Cronaca. Cinzia Pinna, chi era la 33enne uccisa: dagli hotel e ristoranti di famiglia al lavoro come cameriera. «Voleva essere indipendente»

Aveva 33 anni Cinzia Pinna, la donna uccisa a Palau e per il cui omicidio è attualmente in carcere un imprenditore del vino, Emanuele Ragnedda, 41enne di Arzachena: era nata e cresciuta a Castelsardo, borgo del nord-ovest della Sardegna.

Figlia di una nota famiglia di imprenditori turistici, Cinzia era andata via da Castelsardo qualche tempo fa: dopo avere lavorato a lungo nei ristoranti e hotel di famiglia, anche a Tempio Pausania, aveva trovato un posto a Palau, sempre nel campo della ristorazione. E a Palau è finito ogni suo sogno di vita.

Le due famiglie si conoscono

La famiglia della 33enne è molto nota a Castelsardo e in Gallura per avere gestito per anni ristoranti e hotel tra Castelsardo e Tempio Pausania. Ironia della sorte, i Pinna e la famiglia Ragnedda, a cui appartiene Emanuele, l’uomo accusato di averla uccisa, si conoscono da tempo: lo stesso Emanuele e Cinzia, che aveva scelto di essere indipendente lavorando in un locale di Palau come cameriera, si frequentavano ogni tanto.

La fiaccolata per Cinzia Pinna

Il paese è sconvolto dall’accaduto: questa sera, giovedì 25 settembre, si terrà una fiaccolata lungo le vie del paese per dire addio a Cinzia, organizzata dal parroco della cattedrale di Sant’Antonio Abate. Una marcia silenziosa, per la sua famiglia e per dire no alla violenza, dice don Pietro Denicu, che ha lanciato l’invito sui canali social: «Diciamo il nostro no alla violenza e alla sopraffazione, sì alla vita che dobbiamo custodire per Cinzia». La fiaccolata partirà alle 21 dalla chiesa del Crocifisso, attraverserà le strade del paese e culminerà in piazza Novecentenario.

Il cordoglio della sindaca

A esprimere il cordoglio di tutta la comunità di Castelsardo, sconvolta per la morte di Cinzia Pinna, è la sindaca, Maria Lucia Tirotto: «Ci sono momenti in cui le parole non bastano. Questo è uno di quelli. Il cuore di Castelsardo è unito e come sindaca, ma anche genitore, sento il dovere di esprimere un pensiero comune in questo momento di profonda tristezza. La tragica notizia di ieri ha spezzato il cuore della nostra città, dopo giorni di attesa e speranza», dice la prima cittadina.
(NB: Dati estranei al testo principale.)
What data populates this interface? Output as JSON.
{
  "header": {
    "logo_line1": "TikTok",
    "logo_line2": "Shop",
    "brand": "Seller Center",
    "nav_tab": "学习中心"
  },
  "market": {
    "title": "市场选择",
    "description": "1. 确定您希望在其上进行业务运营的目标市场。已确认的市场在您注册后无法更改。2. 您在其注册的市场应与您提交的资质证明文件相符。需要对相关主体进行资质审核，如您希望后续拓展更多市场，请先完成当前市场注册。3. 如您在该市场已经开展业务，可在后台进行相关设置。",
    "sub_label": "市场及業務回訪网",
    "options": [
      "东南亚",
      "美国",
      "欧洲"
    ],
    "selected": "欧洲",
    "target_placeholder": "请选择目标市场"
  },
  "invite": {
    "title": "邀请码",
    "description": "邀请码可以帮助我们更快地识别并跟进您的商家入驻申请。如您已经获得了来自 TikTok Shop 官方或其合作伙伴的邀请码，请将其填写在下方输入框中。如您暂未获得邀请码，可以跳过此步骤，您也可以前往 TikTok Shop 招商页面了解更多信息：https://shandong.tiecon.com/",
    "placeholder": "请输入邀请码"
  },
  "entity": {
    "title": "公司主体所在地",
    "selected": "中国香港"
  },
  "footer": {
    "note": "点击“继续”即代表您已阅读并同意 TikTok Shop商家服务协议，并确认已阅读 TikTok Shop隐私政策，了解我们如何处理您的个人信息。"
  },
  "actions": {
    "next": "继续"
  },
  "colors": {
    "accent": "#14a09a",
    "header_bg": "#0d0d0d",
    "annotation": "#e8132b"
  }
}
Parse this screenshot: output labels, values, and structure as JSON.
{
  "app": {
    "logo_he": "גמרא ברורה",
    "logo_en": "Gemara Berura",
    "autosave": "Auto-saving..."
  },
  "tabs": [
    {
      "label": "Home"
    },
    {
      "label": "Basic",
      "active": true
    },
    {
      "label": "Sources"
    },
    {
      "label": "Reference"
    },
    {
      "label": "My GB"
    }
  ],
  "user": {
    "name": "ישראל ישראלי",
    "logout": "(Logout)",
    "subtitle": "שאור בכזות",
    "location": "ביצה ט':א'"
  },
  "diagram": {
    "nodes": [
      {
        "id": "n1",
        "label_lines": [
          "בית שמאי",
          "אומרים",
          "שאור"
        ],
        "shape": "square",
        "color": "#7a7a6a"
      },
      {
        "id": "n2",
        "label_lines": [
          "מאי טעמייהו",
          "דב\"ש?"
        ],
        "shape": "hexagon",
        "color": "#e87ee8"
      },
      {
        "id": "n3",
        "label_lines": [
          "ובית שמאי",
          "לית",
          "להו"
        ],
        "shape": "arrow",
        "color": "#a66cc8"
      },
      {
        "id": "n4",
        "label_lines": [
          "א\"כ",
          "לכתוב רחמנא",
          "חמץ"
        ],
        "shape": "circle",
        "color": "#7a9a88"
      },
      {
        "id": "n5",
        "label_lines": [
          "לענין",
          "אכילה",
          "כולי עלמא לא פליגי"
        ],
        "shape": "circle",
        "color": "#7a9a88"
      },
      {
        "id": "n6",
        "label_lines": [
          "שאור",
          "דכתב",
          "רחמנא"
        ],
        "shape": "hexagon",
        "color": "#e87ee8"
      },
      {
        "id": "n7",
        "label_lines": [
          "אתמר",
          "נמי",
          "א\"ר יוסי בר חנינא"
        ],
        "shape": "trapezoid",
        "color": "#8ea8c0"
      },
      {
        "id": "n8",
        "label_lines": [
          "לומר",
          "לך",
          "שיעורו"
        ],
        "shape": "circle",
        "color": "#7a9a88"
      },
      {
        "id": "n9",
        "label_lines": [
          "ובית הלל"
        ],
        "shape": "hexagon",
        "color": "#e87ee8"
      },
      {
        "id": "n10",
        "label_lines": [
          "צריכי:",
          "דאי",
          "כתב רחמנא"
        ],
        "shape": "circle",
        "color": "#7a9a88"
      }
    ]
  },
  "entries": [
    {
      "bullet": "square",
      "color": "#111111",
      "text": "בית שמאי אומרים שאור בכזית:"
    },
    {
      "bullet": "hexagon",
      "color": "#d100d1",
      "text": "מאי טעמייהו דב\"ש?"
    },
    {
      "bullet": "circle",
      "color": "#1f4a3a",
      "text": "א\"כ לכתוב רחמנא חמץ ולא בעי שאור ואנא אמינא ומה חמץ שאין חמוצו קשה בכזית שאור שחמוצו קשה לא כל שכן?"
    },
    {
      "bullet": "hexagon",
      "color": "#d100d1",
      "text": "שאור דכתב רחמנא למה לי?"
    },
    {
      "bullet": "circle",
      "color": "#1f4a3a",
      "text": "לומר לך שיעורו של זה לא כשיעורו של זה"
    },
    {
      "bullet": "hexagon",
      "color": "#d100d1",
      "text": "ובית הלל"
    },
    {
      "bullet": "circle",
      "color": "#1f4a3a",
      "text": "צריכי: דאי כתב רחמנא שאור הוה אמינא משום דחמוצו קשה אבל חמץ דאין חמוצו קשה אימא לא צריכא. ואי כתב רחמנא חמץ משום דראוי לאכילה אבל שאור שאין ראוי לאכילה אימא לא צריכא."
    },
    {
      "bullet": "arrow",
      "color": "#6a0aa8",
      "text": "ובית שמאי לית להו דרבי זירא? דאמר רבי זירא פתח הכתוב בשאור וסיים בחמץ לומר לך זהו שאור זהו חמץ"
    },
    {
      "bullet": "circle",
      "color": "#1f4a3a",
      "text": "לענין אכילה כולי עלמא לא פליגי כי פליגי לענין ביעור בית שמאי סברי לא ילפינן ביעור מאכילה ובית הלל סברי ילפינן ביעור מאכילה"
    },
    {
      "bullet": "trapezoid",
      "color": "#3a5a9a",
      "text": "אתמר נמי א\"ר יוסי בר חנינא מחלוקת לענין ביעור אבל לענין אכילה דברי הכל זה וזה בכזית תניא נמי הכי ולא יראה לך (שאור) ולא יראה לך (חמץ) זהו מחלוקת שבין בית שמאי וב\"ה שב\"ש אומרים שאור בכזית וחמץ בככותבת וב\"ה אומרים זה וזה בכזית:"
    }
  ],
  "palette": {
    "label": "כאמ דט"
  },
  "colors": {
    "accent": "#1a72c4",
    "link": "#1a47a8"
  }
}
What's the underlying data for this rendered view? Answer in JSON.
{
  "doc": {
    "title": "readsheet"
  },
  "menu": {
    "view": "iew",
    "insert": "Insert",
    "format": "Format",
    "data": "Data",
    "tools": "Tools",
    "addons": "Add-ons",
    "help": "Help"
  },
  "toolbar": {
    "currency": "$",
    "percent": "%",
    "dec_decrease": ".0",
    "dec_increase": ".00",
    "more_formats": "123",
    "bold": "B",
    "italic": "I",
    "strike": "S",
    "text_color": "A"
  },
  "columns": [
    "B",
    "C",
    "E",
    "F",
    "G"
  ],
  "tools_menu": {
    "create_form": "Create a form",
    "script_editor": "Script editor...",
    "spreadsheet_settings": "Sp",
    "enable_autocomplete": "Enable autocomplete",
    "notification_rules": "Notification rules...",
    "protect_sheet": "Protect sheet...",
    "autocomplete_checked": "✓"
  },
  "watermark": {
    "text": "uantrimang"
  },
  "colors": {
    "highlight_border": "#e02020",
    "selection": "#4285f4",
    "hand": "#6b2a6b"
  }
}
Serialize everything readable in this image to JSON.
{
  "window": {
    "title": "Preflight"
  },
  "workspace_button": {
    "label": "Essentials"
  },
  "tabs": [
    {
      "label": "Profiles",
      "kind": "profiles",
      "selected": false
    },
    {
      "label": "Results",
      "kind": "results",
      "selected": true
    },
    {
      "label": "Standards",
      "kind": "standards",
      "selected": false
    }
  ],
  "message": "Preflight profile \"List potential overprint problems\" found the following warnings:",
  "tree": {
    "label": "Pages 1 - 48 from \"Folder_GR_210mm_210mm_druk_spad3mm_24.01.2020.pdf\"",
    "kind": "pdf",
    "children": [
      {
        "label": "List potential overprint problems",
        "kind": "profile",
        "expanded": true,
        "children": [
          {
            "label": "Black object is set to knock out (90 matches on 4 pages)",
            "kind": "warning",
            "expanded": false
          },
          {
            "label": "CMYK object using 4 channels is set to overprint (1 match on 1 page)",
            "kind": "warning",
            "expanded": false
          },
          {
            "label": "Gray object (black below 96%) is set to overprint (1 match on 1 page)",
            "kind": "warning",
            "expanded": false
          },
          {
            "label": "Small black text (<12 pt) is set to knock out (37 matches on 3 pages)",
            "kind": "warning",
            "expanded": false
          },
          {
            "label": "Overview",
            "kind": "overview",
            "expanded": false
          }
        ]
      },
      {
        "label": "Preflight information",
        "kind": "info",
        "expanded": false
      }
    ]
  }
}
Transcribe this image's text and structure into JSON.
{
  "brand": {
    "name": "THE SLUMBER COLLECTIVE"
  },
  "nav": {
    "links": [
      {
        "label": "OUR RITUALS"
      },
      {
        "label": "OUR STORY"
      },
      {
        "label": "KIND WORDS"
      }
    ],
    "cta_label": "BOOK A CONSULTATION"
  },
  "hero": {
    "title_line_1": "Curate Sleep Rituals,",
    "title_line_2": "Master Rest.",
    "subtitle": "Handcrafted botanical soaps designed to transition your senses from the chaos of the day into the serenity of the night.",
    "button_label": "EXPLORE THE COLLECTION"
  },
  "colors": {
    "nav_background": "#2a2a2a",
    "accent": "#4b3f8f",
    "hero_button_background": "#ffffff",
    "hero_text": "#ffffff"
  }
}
«A nome mio, dell’intera amministrazione e di tutti i cittadini, esprimo il più profondo cordoglio e la più sincera vicinanza a Renato e Diana, a Carlotta, al nostro caro vicesindaco e a tutta la loro famiglia. Abbiamo sperato tutti fino all’ultimo in un epilogo diverso, ma il destino è stato crudele», continua. «Oggi, il nostro abbraccio commosso e silenzioso è per voi, nella speranza che il nostro affetto possa essere di qualche conforto. A te Cinzia va il triste ma affettuoso abbraccio della città intera con l’unico desiderio che tu possa trovare la pace che meriti. Castelsardo ti ricorderà sempre».

Prima notte in carcere

Intanto Emanuele Ragnedda, il produttore di vino in carcere per l’omicidio e che ha confessato di averla uccisa, ha passato la sua prima notte nel carcere di Nuchis, dov’è rinchiuso in attesa dell’udienza di convalida del fermo con l’accusa di omicidio volontario e omicidio volontario aggravato dall’uso di arma comune da sparo e occultamento di cadavere. Su indicazione dello stesso Ragnedda il corpo della donna, infatti, è stato trovato dopo 14 giorni di ricerche nella tenuta dell’azienda vitivinicola Conca Entosa.

Il ruolo del 26enne milanese

Nel frattempo proseguono le indagini dei carabinieri, coordinate dal procuratore capo di Tempio Pausania, Gregorio Capasso, e dalla sostituta Noemi Mancini, per ricostruire tutte le fasi del delitto e risalire al movente. Per ora dall’interrogatorio di ieri è emerso solo che Ragnedda difeso dall’avvocato Luca Montella – ha confessato il femminicidio. Prima però aveva coinvolto anche un giovane milanese di 26 anni, tirato in ballo da Ragnedda ma poi risultato estraneo ai fatti. Ora i legali del ragazzo milanese, Antonello Desini, Nicoletta Mani e Maurizio Mani attendono gli sviluppi dell’inchiesta affinché possano scagionare del tutto il loro assistito.